Kontribusi
Akademik Ilmuwan Kita
Wahyudi Akmaliah ; Peneliti PMB-LIPI
|
KOMPAS,
03 Desember 2014
APA penanda seseorang dikatakan
sebagai ilmuwan? Alih-alih mempertimbangkan intensitas keterlibatan mereka
dalam diskursus akademik, jerih payahnya memimpin sebuah institusi, atau
tingkat popularitas, seseorang dikatakan ilmuwan apabila memiliki karya dalam
buku ataupun jurnal.
Melalui kontribusi ini, gagasan,
ide, refleksi, dan eksperimentasi tesis diadu dalam ruang publik. Lebih jauh,
dalam ilmu-ilmu terapan, sejauh mana hasil karya yang dihasilkan dapat
bermanfaat untuk masyarakat.
Namun, di tengah lingkungan
akademik internasional yang semakin menyempit dan terkoneksi melalui globalisasi
jaringan dan transportasi sebagai bagian dari produk modernitas, kerja-kerja
akademik semacam itu saja ternyata tidak cukup.
Suka tidak suka, dalam dunia
akademik internasional, ada rezim pengukuran yang menjadi semacam otoritas
dalam menentukan apakah sebuah karya itu berdampak signifikan.
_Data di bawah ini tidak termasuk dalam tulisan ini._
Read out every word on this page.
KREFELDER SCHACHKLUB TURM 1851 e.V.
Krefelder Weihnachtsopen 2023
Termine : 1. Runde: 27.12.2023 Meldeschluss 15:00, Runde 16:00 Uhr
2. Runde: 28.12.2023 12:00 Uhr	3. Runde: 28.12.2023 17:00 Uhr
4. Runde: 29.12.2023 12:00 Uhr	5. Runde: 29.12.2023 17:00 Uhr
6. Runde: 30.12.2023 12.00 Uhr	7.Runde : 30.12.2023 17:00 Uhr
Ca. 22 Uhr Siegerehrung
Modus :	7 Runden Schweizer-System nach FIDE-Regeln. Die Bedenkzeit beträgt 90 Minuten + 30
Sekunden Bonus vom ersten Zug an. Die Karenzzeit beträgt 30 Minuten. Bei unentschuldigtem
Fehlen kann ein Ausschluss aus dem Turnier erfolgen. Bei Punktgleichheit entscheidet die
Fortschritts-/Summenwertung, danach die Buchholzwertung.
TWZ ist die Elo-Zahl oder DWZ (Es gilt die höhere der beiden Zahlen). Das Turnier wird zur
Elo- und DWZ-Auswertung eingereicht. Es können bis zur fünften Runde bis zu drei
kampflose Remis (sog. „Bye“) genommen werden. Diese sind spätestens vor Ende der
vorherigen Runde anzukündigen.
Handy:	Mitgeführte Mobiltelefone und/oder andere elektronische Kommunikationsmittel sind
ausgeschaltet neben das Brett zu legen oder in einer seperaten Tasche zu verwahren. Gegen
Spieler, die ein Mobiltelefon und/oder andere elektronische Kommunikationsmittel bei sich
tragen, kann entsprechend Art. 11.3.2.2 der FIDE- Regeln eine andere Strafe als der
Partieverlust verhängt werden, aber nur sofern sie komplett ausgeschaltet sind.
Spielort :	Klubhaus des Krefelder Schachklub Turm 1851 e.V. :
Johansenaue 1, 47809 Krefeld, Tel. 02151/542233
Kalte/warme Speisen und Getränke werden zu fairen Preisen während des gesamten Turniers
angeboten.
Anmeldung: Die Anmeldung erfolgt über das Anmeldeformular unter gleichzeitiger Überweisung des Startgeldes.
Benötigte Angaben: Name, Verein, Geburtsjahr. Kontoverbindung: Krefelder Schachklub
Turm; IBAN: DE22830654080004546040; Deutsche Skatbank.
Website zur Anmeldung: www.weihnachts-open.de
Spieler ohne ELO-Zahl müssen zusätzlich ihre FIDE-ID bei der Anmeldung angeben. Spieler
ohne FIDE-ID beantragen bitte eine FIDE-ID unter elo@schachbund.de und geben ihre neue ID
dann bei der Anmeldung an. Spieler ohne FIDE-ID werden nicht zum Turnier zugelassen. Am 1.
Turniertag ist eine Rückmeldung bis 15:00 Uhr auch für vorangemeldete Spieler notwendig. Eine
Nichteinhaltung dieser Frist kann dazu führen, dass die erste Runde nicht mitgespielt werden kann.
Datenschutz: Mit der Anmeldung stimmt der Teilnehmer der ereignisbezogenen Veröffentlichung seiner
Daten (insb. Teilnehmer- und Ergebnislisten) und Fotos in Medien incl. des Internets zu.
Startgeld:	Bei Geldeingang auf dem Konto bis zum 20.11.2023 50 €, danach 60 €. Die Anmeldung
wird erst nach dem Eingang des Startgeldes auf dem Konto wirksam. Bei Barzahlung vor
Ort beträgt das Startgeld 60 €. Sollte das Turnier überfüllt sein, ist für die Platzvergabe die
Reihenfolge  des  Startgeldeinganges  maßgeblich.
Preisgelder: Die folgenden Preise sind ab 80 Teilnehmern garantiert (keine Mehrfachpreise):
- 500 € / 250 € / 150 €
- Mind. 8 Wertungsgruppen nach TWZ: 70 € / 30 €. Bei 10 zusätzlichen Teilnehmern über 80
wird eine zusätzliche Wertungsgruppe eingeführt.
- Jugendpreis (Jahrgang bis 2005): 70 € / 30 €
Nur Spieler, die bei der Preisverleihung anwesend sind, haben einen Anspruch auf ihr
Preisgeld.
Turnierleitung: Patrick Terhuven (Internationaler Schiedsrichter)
Rezim inilah
yang disebut indeks kutipan (citation index).
Indeks kutipan semula untuk
memudahkan penarikan informasi bagi para ilmuwan. Namun, karena semakin
banyak digunakan untuk studi yang melibatkan evaluasi hasil penelitian (bibliometrics), lalu menjadi dasar
penghitungan dampak faktor (impact
factor) untuk mengevaluasi pengaruh atau mutu suatu jurnal dalam
bidangnya.
Indeks kutipan
Ada tiga indeks kutipan
karya-karya ilmiah, Science Citation
Index (SCI), Social Science
Citation Index (SSCI), dan Arts and
Humanities Citation Index (AHCI) (Suharto,
2014). Di sini, setidaknya ada lima institusi/situs yang dapat mengukur,
yaitu Thomson Scientific, Scopus, Citex, Google Scholar, dan Scimago Journal
Rank.
Penulusuran melalui Scimago Journal Rank menunjukkan,
ranking indeks kutipan keseluruhan subyek kajian sarjana Indonesia dari
berbagai bidang dalam jurnal-jurnal internasional dalam rentang 1996-2013
menempati urutan ke-61, satu peringkat lebih baik daripada Banglades (62).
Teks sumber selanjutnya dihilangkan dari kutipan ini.